I'm trying to use the recursive feature elimination (RFE) function in scikit-learn but keep getting the error ValueError: coef_ is only available when using a linear kernel. I am trying to perform feature selection for a support vector classifier (SVC) using a rbf kernel. This example from the website executes fine:

print(__doc__)

from sklearn.svm import SVC
from sklearn.cross_validation import StratifiedKFold
from sklearn.feature_selection import RFECV
from sklearn.datasets import make_classification
from sklearn.metrics import zero_one_loss

# Build a classification task using 3 informative features
X, y = make_classification(n_samples=1000, n_features=25, n_informative=3,
                       n_redundant=2, n_repeated=0, n_classes=8,
                       n_clusters_per_class=1, random_state=0)

# Create the RFE object and compute a cross-validated score.
svc = SVC(kernel="linear")
rfecv = RFECV(estimator=svc, step=1, cv=StratifiedKFold(y, 2),
          scoring='accuracy')
rfecv.fit(X, y)

print("Optimal number of features : %d" % rfecv.n_features_)

# Plot number of features VS. cross-validation scores
import pylab as pl
pl.figure()
pl.xlabel("Number of features selected")
pl.ylabel("Cross validation score (nb of misclassifications)")
pl.plot(range(1, len(rfecv.grid_scores_) + 1), rfecv.grid_scores_)
pl.show()

However, simply changing the kernel type from linear to rbf, as follows, produces the error:

print(__doc__)

from sklearn.svm import SVC
from sklearn.cross_validation import StratifiedKFold
from sklearn.feature_selection import RFECV
from sklearn.datasets import make_classification
from sklearn.metrics import zero_one_loss

# Build a classification task using 3 informative features
X, y = make_classification(n_samples=1000, n_features=25, n_informative=3,
                       n_redundant=2, n_repeated=0, n_classes=8,
                       n_clusters_per_class=1, random_state=0)

# Create the RFE object and compute a cross-validated score.
svc = SVC(kernel="rbf")
rfecv = RFECV(estimator=svc, step=1, cv=StratifiedKFold(y, 2),
          scoring='accuracy')
rfecv.fit(X, y)

print("Optimal number of features : %d" % rfecv.n_features_)

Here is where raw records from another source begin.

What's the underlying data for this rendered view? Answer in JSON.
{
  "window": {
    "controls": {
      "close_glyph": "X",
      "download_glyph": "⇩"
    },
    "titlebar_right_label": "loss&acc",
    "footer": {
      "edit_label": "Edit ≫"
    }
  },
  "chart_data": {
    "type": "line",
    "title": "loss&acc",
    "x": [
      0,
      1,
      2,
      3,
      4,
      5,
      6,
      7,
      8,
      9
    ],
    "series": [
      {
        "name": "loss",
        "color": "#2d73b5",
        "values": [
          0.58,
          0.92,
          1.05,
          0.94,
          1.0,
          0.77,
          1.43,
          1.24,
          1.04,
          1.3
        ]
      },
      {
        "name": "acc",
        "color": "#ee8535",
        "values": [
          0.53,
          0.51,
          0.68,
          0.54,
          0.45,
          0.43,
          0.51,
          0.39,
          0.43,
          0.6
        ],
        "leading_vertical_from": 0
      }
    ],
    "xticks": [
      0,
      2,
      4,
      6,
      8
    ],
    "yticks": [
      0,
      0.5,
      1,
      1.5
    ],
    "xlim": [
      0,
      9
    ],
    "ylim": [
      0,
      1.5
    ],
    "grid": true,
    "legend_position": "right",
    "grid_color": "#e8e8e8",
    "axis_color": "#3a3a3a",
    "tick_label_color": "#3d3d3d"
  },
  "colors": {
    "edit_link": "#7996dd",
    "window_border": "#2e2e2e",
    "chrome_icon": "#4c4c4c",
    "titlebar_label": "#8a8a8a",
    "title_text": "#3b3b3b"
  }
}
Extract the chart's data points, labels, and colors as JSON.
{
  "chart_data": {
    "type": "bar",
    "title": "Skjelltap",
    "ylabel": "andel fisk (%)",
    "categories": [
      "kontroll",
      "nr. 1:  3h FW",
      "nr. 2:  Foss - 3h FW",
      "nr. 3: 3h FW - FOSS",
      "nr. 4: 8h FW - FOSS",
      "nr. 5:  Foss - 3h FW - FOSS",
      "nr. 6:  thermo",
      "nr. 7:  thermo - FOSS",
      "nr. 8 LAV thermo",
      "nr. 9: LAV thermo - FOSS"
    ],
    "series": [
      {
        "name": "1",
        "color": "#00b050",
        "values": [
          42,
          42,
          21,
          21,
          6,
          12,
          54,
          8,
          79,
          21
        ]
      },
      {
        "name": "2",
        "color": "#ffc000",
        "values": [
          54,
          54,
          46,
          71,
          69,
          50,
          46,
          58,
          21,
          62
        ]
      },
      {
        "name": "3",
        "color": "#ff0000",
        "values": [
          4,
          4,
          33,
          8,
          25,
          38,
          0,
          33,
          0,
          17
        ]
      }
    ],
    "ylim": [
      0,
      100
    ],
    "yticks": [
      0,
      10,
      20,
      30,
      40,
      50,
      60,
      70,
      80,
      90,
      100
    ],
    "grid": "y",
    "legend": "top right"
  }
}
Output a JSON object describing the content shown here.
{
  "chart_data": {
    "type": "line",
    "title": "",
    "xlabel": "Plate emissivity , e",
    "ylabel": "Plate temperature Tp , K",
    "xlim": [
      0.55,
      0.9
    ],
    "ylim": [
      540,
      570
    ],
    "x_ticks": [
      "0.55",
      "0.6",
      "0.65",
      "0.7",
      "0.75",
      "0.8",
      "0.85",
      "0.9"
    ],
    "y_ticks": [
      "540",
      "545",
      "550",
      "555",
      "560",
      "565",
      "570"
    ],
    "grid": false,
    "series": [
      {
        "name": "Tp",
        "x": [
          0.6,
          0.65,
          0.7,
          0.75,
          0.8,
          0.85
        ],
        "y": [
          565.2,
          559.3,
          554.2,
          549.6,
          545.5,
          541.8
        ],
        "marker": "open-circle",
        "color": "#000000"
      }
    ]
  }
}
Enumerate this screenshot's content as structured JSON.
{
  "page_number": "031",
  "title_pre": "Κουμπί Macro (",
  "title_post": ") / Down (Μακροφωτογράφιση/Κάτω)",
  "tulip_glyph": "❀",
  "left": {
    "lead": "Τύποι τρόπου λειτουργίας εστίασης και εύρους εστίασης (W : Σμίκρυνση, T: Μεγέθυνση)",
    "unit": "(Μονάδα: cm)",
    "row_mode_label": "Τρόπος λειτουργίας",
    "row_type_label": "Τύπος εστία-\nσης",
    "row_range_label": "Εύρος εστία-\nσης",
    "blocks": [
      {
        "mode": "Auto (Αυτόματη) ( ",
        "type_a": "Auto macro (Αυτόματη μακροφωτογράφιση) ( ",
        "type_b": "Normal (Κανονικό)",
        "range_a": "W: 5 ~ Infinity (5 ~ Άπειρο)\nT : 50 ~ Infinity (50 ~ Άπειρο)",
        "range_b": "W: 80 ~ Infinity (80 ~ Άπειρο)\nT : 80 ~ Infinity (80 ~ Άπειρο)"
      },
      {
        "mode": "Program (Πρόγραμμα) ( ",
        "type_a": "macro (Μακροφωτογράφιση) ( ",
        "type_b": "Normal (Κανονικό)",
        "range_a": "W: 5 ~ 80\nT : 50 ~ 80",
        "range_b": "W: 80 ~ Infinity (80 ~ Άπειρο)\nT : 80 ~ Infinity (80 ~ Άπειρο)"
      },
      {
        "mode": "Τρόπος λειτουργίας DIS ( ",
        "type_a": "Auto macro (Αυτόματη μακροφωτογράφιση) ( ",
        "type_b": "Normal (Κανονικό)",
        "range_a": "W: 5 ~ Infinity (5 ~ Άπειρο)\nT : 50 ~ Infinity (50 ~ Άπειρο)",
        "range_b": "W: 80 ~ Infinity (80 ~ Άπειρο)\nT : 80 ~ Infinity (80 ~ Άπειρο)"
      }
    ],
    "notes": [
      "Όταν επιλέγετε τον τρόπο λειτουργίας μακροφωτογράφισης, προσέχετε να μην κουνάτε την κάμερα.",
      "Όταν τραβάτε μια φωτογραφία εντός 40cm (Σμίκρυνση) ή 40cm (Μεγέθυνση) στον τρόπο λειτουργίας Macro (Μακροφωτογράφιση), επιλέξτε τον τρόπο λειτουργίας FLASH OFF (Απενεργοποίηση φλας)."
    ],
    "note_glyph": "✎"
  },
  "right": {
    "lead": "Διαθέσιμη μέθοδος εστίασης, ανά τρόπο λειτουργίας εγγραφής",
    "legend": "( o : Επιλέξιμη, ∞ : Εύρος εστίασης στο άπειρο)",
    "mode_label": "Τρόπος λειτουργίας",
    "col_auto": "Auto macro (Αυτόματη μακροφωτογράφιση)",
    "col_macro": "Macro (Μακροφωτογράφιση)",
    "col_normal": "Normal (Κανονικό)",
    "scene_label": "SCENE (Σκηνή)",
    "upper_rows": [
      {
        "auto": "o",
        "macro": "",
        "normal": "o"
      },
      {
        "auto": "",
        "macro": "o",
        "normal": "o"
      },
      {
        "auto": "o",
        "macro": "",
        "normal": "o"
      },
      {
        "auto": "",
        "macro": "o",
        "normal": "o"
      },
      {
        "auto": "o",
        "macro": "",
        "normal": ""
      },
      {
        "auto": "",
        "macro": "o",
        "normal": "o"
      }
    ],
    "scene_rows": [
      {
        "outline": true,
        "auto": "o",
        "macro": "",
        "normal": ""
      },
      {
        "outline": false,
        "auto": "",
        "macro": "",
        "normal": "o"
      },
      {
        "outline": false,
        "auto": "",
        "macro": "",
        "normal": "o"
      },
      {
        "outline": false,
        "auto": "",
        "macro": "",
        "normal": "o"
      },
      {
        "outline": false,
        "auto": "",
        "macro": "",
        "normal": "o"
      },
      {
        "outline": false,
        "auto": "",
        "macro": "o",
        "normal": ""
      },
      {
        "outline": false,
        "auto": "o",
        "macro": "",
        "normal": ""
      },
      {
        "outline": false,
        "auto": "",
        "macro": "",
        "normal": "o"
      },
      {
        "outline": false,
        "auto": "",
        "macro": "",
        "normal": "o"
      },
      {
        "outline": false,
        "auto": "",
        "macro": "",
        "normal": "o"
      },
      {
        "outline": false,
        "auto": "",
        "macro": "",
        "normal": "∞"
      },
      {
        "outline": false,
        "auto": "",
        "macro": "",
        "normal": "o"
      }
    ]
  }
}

# Plot number of features VS. cross-validation scores
import pylab as pl
pl.figure()
pl.xlabel("Number of features selected")
pl.ylabel("Cross validation score (nb of misclassifications)")
pl.plot(range(1, len(rfecv.grid_scores_) + 1), rfecv.grid_scores_)
pl.show()

This seems like it could be a bug, but if anyone could spot something I'm doing wrong that would be great. Also, I'm running python 2.7.6 with scikit-learn version 0.14.1.

Thanks for the help!


Answers:


This seems to the expected outcome. RFECV requires the estimator to have an coef_ which signifies the feature importances:

estimator : object

A supervised learning estimator with a fit method that updates a coef_ attribute that holds the fitted parameters. Important features must correspond to high absolute values in the coef_ array.

By changing the kernel to RBF, the SVC is no longer linear and the coef_ attribute becomes unavailable, according to the documentation:

coef_

array, shape = [n_class-1, n_features]

Weights asigned to the features (coefficients in the primal problem). This is only available in the case of linear kernel.

The error is raised by SVC (source) when RFECV is trying to access coef_ when the kernel is not linear.